Considérant que, contrairement à ce que soutient M. X, les dispositions précitées de l'article L. 17 du code ne permettent de déroger au mode de calcul proportionnel édicté par l'article L. 14, que pour octroyer automatiquement un taux global de 100 p. 100 majoré d'un degré lorsqu'un invalide relevant des articles L. 36 et L. 37 du code présente, en plus de l'infirmité lui ouvrant droit au statut de grand mutilé et n'atteignant pas 100 p. 100, au moins une infirmité supplémentaire, de même origine et dépassant 60 p. 100 ; que ces dispositions ne peuvent avoir pour effet de permettre d'autres règles de calcul, fussent-elles plus favorables, des degrés de sur-pension que celles prévues par les dispositions précitées des articles L. 14 et L. 16 du code, lorsqu'un invalide, bénéficiant par ailleurs du statut des grands mutilés, présente déjà une infirmité atteignant 100 p. 100 ;

Considérant que M. X qui bénéficiait d'un taux d'invalidité de 102,5 % ramené à 100 % pour trois infirmités du membre supérieur gauche (périarthrite, fracture du coude et troubles névritiques associés), s'est vu proposé, après révision pour aggravation, un taux d'invalidité porté à 100 % (+5) pour son syndrome subjectif des traumatisés du crâne venant s'ajouter aux taux, inchangés, de 40 % (+ 10) pour des blessures au poignet droit et de 20 % (+15) pour des troubles névritiques du membre supérieur droit, aboutissant à un taux global de 100 % et 19 degrés ; qu'il ne pouvait, pour parvenir à 23 degrés s'ajoutant aux 100 % atteints par le syndrome subjectif des traumatisés du crâne, dissocier les séquelles de fracture du coude gauche et les troubles névritiques associés représentant respectivement 40 % et une majoration de 30 % (+5), d'un côté, et la périarthrite gauche représentant 50 % (+10) de l'autre, dès lors que ces infirmités, ayant leur siège sur le même membre supérieur gauche, ne pouvaient aboutir à un taux d'invalidité supérieur à 100 % conformément aux dispositions combinées des articles L. 14 et L. 16 du code ; que, dès lors, en entérinant sur ce point, par le jugement attaqué, le mode de calcul suivi par M. X, le tribunal départemental a commis une erreur de droit ; que le ministre de la défense est, par suite, fondé à en demander l'annulation ; qu'il y a lieu de renvoyer M. X devant l'administration compétente afin qu'il soit procédé à la liquidation de sa pension conformément à la présente décision ;

Sur les conclusions tendant à l'application des dispositions de l'article L. 761-1 du code de justice administrative :

Considérant que ces dispositions font obstacle à ce que l'Etat, qui n'est pas, dans la présente instance, la partie perdante, soit condamné à verser à la SCP Lyon-Caen, Fabiani, Thiriez, avocat de M. X, la somme réclamée en application des dispositions du deuxième alinéa de l'article 37 de la loi du 10 juillet 1991 ;

D E C I D E :

--------------

Article 1er : L'arrêt de la cour régionale des pensions de Bastia en date du 17 décembre 2001 est annulé.

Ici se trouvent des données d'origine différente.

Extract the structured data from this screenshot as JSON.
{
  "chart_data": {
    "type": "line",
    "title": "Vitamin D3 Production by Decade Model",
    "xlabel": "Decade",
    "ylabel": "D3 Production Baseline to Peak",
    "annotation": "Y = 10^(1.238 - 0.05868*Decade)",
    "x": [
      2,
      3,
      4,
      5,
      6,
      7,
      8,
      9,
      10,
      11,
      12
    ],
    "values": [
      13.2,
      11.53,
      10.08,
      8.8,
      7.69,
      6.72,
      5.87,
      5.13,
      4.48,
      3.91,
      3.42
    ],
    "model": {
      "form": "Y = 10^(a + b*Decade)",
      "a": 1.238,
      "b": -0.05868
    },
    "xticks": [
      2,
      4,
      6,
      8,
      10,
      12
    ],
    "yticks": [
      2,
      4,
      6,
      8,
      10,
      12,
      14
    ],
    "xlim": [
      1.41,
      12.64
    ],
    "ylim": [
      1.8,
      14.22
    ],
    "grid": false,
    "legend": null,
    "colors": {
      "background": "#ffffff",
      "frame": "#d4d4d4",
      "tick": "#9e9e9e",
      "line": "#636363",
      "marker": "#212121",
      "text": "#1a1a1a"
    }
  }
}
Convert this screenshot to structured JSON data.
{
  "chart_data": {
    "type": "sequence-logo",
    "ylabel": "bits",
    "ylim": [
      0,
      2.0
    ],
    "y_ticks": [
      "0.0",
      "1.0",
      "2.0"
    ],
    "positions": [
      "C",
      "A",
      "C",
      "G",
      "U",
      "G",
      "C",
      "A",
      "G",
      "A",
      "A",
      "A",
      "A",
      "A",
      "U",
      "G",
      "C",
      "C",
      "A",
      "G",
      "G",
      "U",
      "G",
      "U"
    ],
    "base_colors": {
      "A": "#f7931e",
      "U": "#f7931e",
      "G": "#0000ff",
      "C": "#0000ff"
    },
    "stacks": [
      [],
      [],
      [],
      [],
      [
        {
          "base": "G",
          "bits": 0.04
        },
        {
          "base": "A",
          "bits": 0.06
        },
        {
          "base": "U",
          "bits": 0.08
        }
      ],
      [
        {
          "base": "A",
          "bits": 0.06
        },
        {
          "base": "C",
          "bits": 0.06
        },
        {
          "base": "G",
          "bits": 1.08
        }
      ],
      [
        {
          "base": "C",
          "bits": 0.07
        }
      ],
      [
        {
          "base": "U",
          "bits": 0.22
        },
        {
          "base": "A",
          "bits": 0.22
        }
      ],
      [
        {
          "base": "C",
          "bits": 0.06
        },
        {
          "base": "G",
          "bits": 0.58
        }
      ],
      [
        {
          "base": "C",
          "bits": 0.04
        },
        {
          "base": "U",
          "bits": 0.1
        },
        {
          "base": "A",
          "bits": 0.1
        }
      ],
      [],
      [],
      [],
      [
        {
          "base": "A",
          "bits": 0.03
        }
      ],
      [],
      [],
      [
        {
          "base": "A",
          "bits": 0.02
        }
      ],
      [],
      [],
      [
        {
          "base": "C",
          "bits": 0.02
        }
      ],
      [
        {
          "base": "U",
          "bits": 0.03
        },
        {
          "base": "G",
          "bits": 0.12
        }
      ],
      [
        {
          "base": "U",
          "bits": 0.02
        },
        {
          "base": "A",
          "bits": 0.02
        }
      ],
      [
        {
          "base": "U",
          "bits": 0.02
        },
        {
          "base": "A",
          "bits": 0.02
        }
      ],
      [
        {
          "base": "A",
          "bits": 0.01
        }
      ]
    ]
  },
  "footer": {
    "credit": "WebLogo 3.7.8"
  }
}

Article 2 : Le jugement du tribunal des pensions de la Haute-Corse du 5 février 2001 est annulé.

Article 3 : M. X se présentera devant l'administration afin de procéder à la liquidation de sa pension conformément à la présente décision.

Article 4 : Les conclusions de la SCP Lyon-Caen, Fabiani, Thiriez, tendant à l'application des dispositions de l'article L. 761-1 du code de justice administrative sont rejetées.

Article 5 : La présente décision sera notifiée au MINISTRE DE LA DEFENSE et à M. Lucien X.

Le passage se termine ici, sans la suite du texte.